Un día de invierno, mientras caminaba por las colinas de una zona silvestre de Irlanda, me encontré con la presencia de María que aparecía entre la niebla. Su estatua contemplaba el sombrío valle mientras la niebla la envolvía. Me conmovió su soledad y la imagen de una compasión sincera, a la vez con un poderoso distanciamiento y una dulzura que lo abarcaba todo, pero que también era casi impersonal. Me recordó la profunda reverencia a María y a la divinidad femenina en la psique irlandesa a lo largo de siglos de devoción espiritual y ocupación extranjera.
Muchos reportes de apariciones, que no admiten explicación racional, comparten elementos comunes, como apariciones directas a niños sencillos y pobres, más que a sacerdotes u obispos o adultos devotos, y su llamado a la justicia social y a la paz, así como siempre a una oración más profunda. A menudo, estas apariciones han tenido lugar en tiempos y lugares de conflicto. Es característico que al principio los reportes de los niños sean rechazados por las autoridades eclesiásticas. (Me gusta la historia de una niña que contó lo que había visto al obispo, quien la despidió con rudeza e intentó humillarla. La niña respondió: “Me ha dicho que le cuente lo que acabo de decir. No me dijo que tenía que convencerte’).

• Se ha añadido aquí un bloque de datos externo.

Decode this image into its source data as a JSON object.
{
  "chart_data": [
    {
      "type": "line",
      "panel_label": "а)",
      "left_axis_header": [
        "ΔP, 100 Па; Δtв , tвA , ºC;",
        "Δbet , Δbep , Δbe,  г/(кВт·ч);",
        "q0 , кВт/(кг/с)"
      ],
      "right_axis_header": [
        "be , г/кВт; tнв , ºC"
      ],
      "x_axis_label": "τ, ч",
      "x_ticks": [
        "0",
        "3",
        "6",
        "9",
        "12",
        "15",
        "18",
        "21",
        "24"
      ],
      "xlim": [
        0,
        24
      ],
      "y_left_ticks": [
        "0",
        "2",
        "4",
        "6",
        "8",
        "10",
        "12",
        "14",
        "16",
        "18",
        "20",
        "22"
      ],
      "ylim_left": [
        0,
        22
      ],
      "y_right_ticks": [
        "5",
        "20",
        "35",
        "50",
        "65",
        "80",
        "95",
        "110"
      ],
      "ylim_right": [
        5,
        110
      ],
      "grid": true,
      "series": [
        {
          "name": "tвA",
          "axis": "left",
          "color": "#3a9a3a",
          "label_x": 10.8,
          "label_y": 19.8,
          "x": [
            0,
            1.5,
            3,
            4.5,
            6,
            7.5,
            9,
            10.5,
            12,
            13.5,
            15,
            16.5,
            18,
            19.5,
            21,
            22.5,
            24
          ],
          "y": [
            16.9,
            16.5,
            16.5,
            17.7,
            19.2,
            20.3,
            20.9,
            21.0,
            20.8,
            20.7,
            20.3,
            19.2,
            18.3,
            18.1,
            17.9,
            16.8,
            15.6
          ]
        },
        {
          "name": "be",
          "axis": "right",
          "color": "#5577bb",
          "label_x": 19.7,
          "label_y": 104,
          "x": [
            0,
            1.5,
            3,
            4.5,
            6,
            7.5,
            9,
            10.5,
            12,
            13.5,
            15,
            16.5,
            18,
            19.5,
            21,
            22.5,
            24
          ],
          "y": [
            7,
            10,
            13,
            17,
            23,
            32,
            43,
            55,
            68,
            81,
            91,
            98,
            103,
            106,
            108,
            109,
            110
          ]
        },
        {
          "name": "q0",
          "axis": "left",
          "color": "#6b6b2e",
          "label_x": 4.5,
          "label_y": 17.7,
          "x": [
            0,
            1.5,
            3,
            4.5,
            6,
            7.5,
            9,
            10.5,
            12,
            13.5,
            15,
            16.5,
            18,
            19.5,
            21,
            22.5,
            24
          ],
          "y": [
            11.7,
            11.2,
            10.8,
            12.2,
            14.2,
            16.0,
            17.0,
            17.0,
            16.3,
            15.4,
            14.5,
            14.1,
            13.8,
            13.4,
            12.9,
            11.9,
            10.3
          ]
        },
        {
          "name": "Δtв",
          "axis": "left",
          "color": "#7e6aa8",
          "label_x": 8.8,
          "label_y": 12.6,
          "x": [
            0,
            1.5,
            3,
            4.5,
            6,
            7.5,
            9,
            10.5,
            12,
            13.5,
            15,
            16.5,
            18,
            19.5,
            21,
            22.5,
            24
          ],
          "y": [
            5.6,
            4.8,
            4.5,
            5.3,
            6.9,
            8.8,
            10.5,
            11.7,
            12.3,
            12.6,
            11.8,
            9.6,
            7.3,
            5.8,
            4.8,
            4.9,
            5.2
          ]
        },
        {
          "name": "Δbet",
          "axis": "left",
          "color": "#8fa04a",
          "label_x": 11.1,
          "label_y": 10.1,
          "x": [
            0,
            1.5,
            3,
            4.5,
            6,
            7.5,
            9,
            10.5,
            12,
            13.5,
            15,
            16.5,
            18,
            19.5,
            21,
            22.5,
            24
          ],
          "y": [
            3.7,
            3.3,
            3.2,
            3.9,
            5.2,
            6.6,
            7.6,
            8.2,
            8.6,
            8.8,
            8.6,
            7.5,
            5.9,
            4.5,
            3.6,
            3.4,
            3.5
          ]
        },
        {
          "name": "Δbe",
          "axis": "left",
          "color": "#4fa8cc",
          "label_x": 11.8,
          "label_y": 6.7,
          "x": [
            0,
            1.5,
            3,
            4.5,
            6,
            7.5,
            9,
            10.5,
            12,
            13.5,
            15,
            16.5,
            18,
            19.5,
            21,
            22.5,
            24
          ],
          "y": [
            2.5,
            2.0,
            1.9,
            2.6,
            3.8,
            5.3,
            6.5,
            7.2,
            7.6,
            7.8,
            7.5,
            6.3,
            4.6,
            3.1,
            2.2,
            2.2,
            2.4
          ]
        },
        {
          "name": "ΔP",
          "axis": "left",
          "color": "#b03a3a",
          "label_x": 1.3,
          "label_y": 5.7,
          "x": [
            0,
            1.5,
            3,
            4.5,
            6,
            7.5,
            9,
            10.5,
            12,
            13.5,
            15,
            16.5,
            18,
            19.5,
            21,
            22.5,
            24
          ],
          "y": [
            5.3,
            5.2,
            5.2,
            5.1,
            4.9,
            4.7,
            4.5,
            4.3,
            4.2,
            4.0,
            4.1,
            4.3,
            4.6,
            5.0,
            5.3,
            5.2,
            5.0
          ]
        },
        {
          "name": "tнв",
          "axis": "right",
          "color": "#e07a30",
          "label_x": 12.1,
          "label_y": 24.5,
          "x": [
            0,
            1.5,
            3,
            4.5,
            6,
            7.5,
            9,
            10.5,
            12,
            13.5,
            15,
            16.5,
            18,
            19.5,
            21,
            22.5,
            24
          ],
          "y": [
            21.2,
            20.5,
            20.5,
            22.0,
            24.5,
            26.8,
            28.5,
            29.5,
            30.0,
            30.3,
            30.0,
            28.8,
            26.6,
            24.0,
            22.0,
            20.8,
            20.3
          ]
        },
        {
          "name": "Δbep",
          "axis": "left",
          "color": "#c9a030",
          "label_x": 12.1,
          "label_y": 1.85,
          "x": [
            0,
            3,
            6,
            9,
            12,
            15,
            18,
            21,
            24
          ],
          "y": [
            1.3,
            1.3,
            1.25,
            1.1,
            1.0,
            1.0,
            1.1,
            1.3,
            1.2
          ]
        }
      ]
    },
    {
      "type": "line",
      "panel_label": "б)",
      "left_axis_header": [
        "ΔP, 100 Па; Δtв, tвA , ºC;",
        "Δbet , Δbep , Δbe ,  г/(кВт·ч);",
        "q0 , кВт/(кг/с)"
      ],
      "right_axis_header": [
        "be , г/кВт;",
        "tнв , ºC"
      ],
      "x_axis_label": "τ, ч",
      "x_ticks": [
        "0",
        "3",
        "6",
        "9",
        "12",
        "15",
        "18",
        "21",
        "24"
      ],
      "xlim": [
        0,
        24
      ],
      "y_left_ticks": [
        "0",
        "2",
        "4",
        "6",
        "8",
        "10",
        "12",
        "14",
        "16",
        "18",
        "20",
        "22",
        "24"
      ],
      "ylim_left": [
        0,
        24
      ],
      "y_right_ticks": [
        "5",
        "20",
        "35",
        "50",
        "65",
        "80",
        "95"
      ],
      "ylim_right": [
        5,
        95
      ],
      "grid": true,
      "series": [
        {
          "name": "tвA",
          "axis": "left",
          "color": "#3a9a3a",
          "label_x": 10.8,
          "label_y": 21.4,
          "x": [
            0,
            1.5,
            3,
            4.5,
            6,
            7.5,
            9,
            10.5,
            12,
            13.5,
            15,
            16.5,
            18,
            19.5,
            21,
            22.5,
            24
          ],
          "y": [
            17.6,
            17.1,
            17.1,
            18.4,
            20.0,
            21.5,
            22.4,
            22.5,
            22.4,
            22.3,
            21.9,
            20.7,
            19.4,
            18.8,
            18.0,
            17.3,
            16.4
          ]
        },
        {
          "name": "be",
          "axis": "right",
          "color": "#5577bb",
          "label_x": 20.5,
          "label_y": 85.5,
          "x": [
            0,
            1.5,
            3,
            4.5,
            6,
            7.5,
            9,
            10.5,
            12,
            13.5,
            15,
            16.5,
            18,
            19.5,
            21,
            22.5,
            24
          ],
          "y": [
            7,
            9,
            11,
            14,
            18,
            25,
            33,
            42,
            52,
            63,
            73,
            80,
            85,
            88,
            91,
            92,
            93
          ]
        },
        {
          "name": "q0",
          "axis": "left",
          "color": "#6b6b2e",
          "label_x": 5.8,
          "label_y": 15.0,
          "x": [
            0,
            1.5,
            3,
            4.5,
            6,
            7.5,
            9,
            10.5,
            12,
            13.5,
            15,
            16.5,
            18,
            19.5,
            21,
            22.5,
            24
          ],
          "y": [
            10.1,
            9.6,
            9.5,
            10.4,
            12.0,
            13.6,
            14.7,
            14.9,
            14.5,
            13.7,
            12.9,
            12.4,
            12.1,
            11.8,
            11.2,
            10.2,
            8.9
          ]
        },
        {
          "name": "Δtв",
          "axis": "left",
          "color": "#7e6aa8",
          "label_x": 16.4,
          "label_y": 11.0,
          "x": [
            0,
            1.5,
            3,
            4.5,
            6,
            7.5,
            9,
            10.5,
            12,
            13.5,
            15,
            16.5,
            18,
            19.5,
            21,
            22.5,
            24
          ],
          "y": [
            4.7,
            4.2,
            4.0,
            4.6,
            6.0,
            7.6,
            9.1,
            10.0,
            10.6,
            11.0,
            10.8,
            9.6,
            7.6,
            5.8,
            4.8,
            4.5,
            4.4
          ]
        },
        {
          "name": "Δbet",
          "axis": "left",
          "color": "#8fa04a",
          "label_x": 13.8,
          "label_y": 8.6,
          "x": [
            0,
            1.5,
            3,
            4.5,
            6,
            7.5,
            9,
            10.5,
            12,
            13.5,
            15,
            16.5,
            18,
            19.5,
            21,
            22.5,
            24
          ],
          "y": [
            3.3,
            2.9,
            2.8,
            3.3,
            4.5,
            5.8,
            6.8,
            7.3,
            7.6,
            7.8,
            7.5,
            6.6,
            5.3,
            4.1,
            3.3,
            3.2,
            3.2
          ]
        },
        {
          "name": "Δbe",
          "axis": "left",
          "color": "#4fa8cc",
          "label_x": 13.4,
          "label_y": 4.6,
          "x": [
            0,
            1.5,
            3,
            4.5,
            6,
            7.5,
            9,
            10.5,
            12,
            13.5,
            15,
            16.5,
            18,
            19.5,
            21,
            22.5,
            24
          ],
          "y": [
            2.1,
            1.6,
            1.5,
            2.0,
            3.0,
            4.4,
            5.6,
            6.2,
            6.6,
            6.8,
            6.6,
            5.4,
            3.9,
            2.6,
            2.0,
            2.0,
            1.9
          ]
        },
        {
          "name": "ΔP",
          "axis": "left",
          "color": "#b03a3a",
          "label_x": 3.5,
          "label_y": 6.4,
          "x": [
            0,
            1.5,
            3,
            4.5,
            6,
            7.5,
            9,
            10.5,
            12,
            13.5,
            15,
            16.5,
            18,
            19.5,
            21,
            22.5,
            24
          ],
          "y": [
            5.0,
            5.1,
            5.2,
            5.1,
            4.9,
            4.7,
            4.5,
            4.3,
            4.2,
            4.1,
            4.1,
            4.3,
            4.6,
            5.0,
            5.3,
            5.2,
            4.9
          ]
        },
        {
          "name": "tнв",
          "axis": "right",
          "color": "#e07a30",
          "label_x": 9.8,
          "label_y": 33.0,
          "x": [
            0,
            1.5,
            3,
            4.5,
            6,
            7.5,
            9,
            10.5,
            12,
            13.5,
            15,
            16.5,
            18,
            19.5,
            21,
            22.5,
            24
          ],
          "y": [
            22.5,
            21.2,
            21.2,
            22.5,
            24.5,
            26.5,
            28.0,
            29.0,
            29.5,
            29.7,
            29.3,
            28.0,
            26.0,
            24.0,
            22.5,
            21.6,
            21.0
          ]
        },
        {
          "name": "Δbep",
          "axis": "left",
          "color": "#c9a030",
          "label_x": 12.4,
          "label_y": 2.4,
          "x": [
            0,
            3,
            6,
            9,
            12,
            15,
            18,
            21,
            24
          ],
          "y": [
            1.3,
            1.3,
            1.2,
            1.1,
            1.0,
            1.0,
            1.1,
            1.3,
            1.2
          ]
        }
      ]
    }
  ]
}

Para mucha gente estas cosas son difíciles de entender, en parte porque no se pueden racionalizar, ni siquiera se pueden tratar de explicar psicológicamente. De hecho, apunta a otra dimensión de la realidad y es un auténtico elemento de una posible respuesta religiosa a la vida. En los años 70, cuando miles de vietnamitas desplazados huían de su país devastado por la guerra en pequeñas embarcaciones por mares peligrosos, muchos nunca llegaron a la costa. Una embarcación sobrevivió a una feroz tormenta y, al desembarcar, los pasajeros describieron una aparición, la de Kwan Ying, la diosa budista maternal de la compasión, quien los consoló y acompañó en el peor momento de la tormenta, cuando estaban a punto de hundirse.
Para sobrevivir a nuestra tormenta actual necesitamos una realineación de lo femenino en una cultura patriarcal global. Profundizar en nuestro sentido de la realidad y del Dios vivo es esencial, pero implica algo más que cambiar el lenguaje (aunque es un paso necesario). No existe una palabra única, excepto el término anónimo “padre”, para transmitir la paternidad-maternidad de Dios. Otra palabra que hay que transmitir al silencio.
El día de Todos los Santos de 1950, el poco liberal Papa Pío XII anunció el dogma de la Asunción. Había sido una creencia, ahora institucionalizada, y mantenida durante mucho tiempo por muchos cristianos . Para muchos podía parecer anticuada. Carl Jung la consideraba de una importancia simbólica suprema: el “hieros gamos (matrimonio sagrado) en el pleroma” que presagia el futuro nacimiento del niño divino. Consideró el anuncio como un intento, sin duda inconsciente, de la Iglesia católica de alejarse de lo “puramente” espiritual y masculino. Hace poco me di cuenta de que otra gran mente de esta época, Jean Gebser, también pensaba que se trataba de una “renuncia a la paternidad de Dios, excesivamente enfatizada, que es en sí misma una reducción de lo divino y una restitución del principio materno a sus derechos”. ¿Es esto lo que buscaba María en el desierto cuaresmal irlandés?
Lo importante es señalar un futuro nacimiento de la humanidad como una nueva “mutación”. Una condición previa para ello, que necesita un inmenso amor maternal, es reconocer el fracaso total de nuestra etapa actual de existencia humana.